The Stunt Man
Richard Rush’s The Stunt Man was released in 1980, the same year as Heaven’s Gate, the famed Michael Cimino debacle that nearly destroyed United Artists and marked an unofficial end to a libertine decade when directors were kings. Yet in Peter O’Toole’s performance as the half-mad egomaniac behind The Stunt Man’s movie-within-a-movie (within-a-movie-within-a-movie), Rush— adapting Paul Brodeur’s novel—offers a sly commentary on the state of the ’70s auteur. It’s just as pointed as the lessons of Cimino’s excesses, and in this case, it’s intentional. O’Toole’s efforts to orchestrate a tale of World War I derring-do on an outrageous scale, with vintage biplanes, helicopter shots, and a giant crane that swoops him around the set, uncannily recall Francis Ford Coppola’s yearlong misadventures in the Philippines for Apocalypse Now. He’s simultaneously a crazed visionary and comically indulgent, striving for spectacular, original images even if it means torturing his cast and crew, or treating his screenwriter like a dog.
It’s a testament to the prismatic brilliance of The Stunt Man that this piece of meta-commentary represents just a fraction of the whole film, which is more concerned with exposing the medium’s illusory magic. Part madcap comedy, part rousing adventure, and part exercise in commercial surrealism, The Stunt Man stars Steve Railsback as a paranoid veteran on the run from the police. While fleeing the authorities, Railsback stumbles onto the set of O’Toole’s World War I movie, and his physical abilities so impress O’Toole that the two enter a tentative arrangement: If Railsback will become a stunt man—replacing another who mysteriously disappeared—O’Toole will give him cover. But from the beginning, O’Toole makes for a slippery partner: His only goal is to get the scene he wants, and he has no qualms about manipulating his actors to get it, including playing constantly on Railsback’s paranoia. When leading lady Barbara Hershey comes between them, Railsback begins to wonder if O’Toole is trying to kill him.

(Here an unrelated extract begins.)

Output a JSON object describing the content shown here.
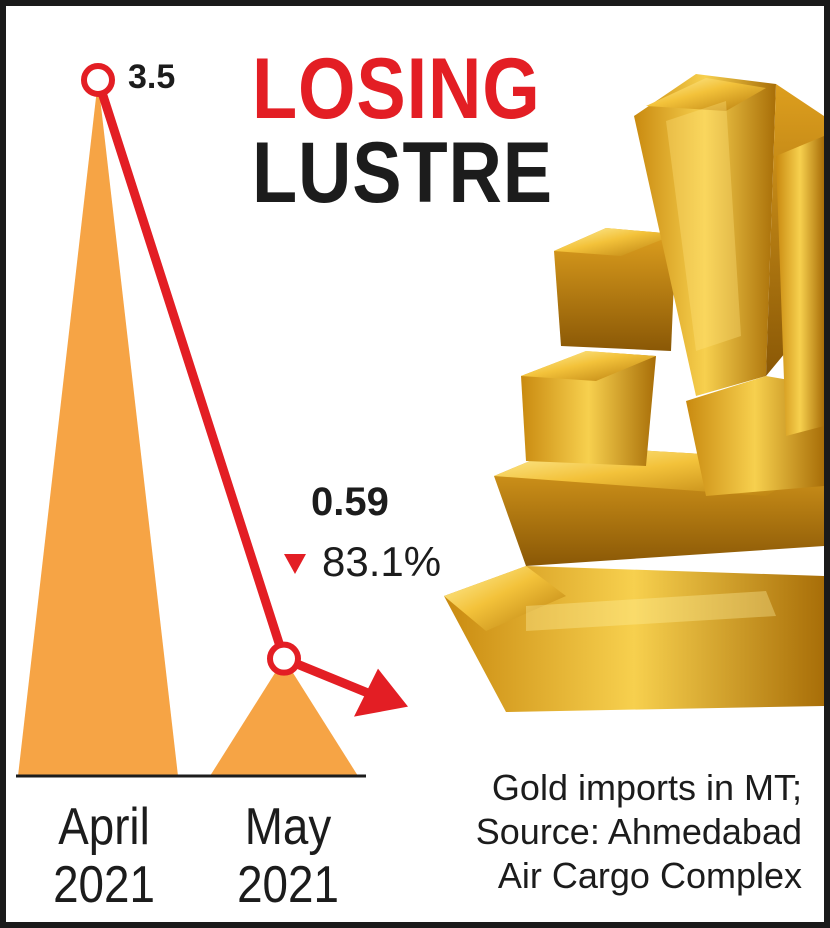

The Stunt Man has a relationship to its audience that mirrors O’Toole’s relationship to Railsback: Every time it fools us into thinking we’re on solid ground, out goes the rug. As such, it takes time—or perhaps multiple viewings—to get situated in the chaos Rush deliberately swoops up; it’s so dense with cinematic trickery and allusions that it feels alternately inventive and totally unhinged. Yet a spirit of fun carries the film across, thanks largely to O’Toole’s Oscar-nominated work as a boorish, profane, wildly charismatic force of nature. It’s a lighthearted jolt of insanity to cap a decade where the inmates ran the asylum.
Key features: A couple of the special features have been imported from the Anchor Bay DVD, including a cast-and-crew commentary and a two-hour making-of documentary from 2000 that has Rush playing to the camera like Orson Welles. But there are some fine original features as well, including interviews with O’Toole, Hershey, and Railsback, and a great 30-minute retrospective interview with Rush about his turbulent career.